Bandzoogle introduces expanded EPK tools for musicians
The platform, which numbers Australian musicians among its global members, prides itself on being created by and for musicians.
Bandzoogle works on the reasoning that an artist’s own website remains the most effective and reliable hub of direct-to-fan engagement because they are easily understood, interactive, controlled by the musician, and not affected by shifts in consumer behaviour or algorithms.
Last year 55,000 of its members made USD $12.7 million through online fan interaction, and Bandzoogle continues to contribute features and advice on how to grow those relationships.
For working indie musicians, an organized and eye-catching EPK is a vital promo tool, to get reviews and interviews, promote a new album or track, or book shows and livestreams.
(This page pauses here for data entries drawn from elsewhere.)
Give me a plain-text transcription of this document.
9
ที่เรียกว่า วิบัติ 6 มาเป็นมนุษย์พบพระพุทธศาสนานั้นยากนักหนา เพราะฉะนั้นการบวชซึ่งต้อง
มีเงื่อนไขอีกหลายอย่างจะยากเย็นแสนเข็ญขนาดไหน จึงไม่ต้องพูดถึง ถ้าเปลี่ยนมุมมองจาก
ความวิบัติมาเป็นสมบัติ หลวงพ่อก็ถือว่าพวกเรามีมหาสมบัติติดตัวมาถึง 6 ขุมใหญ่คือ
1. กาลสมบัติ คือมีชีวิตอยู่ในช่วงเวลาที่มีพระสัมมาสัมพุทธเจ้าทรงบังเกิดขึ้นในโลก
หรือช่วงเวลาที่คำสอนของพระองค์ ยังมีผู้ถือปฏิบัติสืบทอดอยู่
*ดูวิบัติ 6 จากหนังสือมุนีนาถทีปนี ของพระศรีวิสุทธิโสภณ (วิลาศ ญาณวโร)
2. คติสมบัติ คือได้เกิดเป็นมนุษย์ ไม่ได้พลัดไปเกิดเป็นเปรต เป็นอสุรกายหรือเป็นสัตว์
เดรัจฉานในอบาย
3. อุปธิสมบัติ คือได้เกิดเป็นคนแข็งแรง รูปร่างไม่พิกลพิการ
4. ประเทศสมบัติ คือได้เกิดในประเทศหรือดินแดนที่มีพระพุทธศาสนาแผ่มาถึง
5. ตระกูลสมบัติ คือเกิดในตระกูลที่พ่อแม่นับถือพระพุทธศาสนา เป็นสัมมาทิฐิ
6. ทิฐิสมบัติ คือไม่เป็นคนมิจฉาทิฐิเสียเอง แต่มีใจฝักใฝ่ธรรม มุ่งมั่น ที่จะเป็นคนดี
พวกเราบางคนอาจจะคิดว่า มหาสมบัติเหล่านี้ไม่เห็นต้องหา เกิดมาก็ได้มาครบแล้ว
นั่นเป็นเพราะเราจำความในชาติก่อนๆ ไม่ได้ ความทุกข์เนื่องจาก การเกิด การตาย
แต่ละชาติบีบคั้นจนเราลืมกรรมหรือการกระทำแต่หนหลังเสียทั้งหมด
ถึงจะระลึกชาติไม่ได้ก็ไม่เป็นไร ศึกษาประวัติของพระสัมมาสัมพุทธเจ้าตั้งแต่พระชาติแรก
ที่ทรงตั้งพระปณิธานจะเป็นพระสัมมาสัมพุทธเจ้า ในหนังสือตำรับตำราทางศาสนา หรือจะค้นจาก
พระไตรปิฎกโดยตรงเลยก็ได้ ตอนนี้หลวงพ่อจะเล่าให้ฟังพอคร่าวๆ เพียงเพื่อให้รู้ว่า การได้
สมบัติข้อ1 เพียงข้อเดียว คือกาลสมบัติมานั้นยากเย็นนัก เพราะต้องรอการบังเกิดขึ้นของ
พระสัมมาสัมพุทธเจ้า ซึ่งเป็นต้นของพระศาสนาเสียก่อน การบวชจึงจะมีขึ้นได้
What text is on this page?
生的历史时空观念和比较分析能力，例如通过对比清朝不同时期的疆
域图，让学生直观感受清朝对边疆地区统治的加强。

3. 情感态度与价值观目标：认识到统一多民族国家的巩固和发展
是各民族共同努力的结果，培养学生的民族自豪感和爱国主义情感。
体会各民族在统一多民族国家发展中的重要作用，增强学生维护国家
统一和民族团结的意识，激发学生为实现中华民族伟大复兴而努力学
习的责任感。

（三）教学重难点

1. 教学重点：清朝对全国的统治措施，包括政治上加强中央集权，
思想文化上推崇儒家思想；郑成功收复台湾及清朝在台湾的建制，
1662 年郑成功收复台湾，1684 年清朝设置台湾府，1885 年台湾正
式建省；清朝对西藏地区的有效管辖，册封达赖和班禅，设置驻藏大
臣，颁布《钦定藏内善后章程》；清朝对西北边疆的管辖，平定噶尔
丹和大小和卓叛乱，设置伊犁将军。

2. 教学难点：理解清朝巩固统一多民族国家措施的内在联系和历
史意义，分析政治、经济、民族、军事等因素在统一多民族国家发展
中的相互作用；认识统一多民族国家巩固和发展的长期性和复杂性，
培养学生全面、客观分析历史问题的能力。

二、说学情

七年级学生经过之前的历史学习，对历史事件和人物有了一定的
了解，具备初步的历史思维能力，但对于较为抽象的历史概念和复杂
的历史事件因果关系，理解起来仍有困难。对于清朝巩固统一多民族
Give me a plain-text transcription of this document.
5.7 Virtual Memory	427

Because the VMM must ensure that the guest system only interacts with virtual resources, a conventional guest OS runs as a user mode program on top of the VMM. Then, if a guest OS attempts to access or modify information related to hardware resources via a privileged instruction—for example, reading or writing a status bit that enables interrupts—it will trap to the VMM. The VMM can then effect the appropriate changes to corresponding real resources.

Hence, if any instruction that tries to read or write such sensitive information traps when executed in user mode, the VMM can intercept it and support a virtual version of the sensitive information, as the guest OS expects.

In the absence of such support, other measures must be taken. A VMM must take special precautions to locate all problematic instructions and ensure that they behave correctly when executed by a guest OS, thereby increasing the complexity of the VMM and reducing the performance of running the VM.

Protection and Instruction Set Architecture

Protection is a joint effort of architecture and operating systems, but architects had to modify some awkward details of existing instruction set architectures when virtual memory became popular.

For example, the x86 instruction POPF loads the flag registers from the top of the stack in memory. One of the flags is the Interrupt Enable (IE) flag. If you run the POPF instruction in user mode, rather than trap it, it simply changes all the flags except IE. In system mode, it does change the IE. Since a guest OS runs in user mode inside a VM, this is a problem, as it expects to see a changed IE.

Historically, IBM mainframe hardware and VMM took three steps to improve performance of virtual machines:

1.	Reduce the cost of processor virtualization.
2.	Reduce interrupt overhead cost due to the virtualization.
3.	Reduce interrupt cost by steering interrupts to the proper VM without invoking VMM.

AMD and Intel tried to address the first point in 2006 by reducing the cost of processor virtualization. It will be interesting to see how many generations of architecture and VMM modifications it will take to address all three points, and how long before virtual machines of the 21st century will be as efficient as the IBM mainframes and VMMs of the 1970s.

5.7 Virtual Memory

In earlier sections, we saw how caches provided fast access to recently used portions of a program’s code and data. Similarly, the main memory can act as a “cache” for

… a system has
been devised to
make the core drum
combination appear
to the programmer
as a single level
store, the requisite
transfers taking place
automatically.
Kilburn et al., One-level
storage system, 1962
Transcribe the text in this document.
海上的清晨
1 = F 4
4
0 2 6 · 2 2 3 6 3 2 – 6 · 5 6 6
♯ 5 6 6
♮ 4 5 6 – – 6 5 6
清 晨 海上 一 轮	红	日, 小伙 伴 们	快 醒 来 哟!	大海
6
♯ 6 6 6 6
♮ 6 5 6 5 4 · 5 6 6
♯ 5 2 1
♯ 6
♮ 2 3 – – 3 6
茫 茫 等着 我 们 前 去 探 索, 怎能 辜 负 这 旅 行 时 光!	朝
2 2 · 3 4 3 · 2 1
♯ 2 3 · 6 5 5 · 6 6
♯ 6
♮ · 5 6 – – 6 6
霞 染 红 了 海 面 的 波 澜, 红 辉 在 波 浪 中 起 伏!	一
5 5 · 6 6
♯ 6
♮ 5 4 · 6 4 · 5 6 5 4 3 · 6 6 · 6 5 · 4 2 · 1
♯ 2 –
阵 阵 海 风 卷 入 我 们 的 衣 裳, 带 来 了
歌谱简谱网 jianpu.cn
EPK’s include everything media, venues and booking agents need, all on one page.
This includes a bio, promo photos, career highlights, press reviews, awards, and music samples.
“It’s such an integral tool for musicians wanting to move their careers forward,” Bandzoogle CEO Stacey Bedford said, noting such kits can be particularly important for indie artists.
“EPKs should live on your website,” Bedford said, “and should be updated as your career evolves.”
Bandzoogle’s new options to its built-in EPK feature include downloadable and printable versions, and four new EPK templates.
These templates include features filled in with a musician’s content and media. From there, the EPKs can be exported as a downloadable file to email or print.
Bandzoogle data shows 48.5 million visitors from 200 countries to websites it powers.